You can draw further comparisons when it comes to competition. Playing matches against teammates is akin to sparring, pick-up games are like “smokers” (amateur matches), and tournaments are the actual competition, where your skills are put to the test. At those higher levels, in sparring up through tournament fighting, you’re only going to be successful if your basics are strong enough that they come out without a surplus of thought.
For example: If I was playing Rufus, I would work on his dive kick, standing light kick 2x, into standing hard punch, into hard punch Galactic Tornado…
– Justin Wong
In the middle of a match, Justin can’t be concerned with this combination’s execution. In the same way, a jiujiteiro doesn’t have time to think through the mechanics of a triangle choke; if the opportunity presents itself, they need to be able to just go for it.

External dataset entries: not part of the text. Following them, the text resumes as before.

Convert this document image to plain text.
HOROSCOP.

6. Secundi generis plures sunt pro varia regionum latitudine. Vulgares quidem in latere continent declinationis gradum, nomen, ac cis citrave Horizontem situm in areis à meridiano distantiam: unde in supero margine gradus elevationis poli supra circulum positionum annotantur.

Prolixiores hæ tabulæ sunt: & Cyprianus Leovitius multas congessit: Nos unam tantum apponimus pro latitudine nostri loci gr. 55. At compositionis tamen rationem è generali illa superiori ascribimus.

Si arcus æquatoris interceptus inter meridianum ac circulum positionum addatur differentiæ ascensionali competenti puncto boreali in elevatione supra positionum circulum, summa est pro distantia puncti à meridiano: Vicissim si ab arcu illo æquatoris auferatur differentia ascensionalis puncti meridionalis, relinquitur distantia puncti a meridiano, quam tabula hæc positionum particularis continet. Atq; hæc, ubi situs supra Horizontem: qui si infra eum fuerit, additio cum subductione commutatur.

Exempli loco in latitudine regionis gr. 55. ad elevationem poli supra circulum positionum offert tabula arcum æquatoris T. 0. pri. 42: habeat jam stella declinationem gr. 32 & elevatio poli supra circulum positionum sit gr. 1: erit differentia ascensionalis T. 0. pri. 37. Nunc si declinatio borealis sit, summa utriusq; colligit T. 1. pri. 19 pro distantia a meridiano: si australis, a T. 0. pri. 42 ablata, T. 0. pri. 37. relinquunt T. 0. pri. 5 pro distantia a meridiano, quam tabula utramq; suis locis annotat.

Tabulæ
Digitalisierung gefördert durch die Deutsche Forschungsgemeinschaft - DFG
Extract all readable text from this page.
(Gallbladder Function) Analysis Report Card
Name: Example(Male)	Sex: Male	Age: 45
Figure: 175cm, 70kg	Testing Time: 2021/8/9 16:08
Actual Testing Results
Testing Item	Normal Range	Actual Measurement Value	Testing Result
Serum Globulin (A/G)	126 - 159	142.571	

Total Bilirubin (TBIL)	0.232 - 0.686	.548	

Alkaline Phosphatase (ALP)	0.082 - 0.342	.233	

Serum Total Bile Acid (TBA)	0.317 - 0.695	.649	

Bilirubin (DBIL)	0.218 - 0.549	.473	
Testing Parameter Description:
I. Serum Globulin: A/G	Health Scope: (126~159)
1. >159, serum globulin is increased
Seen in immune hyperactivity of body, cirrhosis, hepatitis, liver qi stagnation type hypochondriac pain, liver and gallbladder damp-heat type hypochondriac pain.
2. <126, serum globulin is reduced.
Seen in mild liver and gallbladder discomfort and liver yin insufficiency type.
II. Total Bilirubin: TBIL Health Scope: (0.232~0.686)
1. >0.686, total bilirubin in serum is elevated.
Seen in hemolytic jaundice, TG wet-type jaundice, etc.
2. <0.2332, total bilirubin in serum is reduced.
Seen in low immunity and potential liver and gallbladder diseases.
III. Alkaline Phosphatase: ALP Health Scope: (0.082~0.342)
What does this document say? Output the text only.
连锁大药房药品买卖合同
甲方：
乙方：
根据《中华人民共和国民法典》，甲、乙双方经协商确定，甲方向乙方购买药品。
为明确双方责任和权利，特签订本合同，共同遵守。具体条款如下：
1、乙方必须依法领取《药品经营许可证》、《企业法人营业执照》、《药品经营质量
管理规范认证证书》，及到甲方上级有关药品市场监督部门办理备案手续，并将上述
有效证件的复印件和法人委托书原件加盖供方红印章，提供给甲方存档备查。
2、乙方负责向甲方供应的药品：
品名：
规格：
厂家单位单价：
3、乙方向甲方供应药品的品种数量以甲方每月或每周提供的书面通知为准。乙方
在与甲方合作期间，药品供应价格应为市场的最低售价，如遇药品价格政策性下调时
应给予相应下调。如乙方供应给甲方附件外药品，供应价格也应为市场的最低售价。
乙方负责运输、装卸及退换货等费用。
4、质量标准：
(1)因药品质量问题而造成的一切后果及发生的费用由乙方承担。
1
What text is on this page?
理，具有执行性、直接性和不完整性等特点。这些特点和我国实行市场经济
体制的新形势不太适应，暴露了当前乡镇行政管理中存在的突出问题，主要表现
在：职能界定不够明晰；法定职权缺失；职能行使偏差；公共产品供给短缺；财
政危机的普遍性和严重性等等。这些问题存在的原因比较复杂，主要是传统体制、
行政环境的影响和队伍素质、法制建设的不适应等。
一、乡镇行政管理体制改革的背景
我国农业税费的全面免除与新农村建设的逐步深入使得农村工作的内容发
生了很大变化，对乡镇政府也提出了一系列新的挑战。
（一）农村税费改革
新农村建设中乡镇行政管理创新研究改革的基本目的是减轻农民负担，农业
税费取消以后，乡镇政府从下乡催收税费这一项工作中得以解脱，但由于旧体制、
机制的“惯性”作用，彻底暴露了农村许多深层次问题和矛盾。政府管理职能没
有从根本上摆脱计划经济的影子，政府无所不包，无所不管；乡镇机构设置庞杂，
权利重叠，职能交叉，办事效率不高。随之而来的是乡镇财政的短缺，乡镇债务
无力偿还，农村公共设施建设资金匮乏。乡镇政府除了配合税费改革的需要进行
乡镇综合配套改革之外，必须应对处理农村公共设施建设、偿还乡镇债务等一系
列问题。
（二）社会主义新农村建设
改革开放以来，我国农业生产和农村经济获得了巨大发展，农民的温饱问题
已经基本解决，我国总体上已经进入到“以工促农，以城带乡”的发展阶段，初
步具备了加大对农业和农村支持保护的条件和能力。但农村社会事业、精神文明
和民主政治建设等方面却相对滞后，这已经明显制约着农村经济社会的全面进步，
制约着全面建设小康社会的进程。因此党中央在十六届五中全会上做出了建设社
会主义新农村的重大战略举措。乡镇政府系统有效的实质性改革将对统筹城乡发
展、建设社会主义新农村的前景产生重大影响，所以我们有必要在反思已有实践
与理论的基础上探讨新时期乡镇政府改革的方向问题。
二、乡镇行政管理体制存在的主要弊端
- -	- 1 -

This applies defensively as well.
This is the famous “Evo 2004 Moment #37.” For those unaware, Street Fighter III introduced a parry system in which attacks could be defended, without any damage even from special or super techniques, as long as the player moved into the attack rather than away from it. There are a few caveats that make this far more difficult than simply blocking:
- The parry must occur at the moment of impact. There’s a very small window in which the parry may be successfully executed.
- Attacks that hit low must be parried by pressing “down” instead of “forward,” which means an attack must be properly read in addition to the parry being properly timed.
- Every hit of the attack must be parried individually.
In the above video, Daigo Umehara successfully parries an entire super attack from Chun-Li and counters to win the match with only a sliver of health remaining. This is doubly impressive since the super Chun-Li uses is often considered to be the fastest in the game.
This almost unbelievable parry isn’t a matter of luck, though. It’s clear, beyond a shadow of a doubt, that Daigo has practiced and prepared for this exact moment, such that when the opportunity arises in actual competition, it’s possible for him to pull it off. Don’t believe me? Daigo was waiting for this very attack. Despite having only a sliver of health, and seeing that Chun-Li is attempting the move, he does nothing to move out of the way in the seconds before Justin properly executes it. Further, that first hit comes out so fast that one actually has to begin the parry for it before the screen freezes for the super.
And, in case you were still convinced this was only a fluke, here’s the same thing happening ten years later with the same participants:
Daigo even follows up with the exact same combo.
The point is this: in whatever you do, or for any skill you want to learn, be it related to video games, martial arts, or something else entirely, start with the basics. Those basics are your foundation and they need to be second nature. The cool shit will come with time.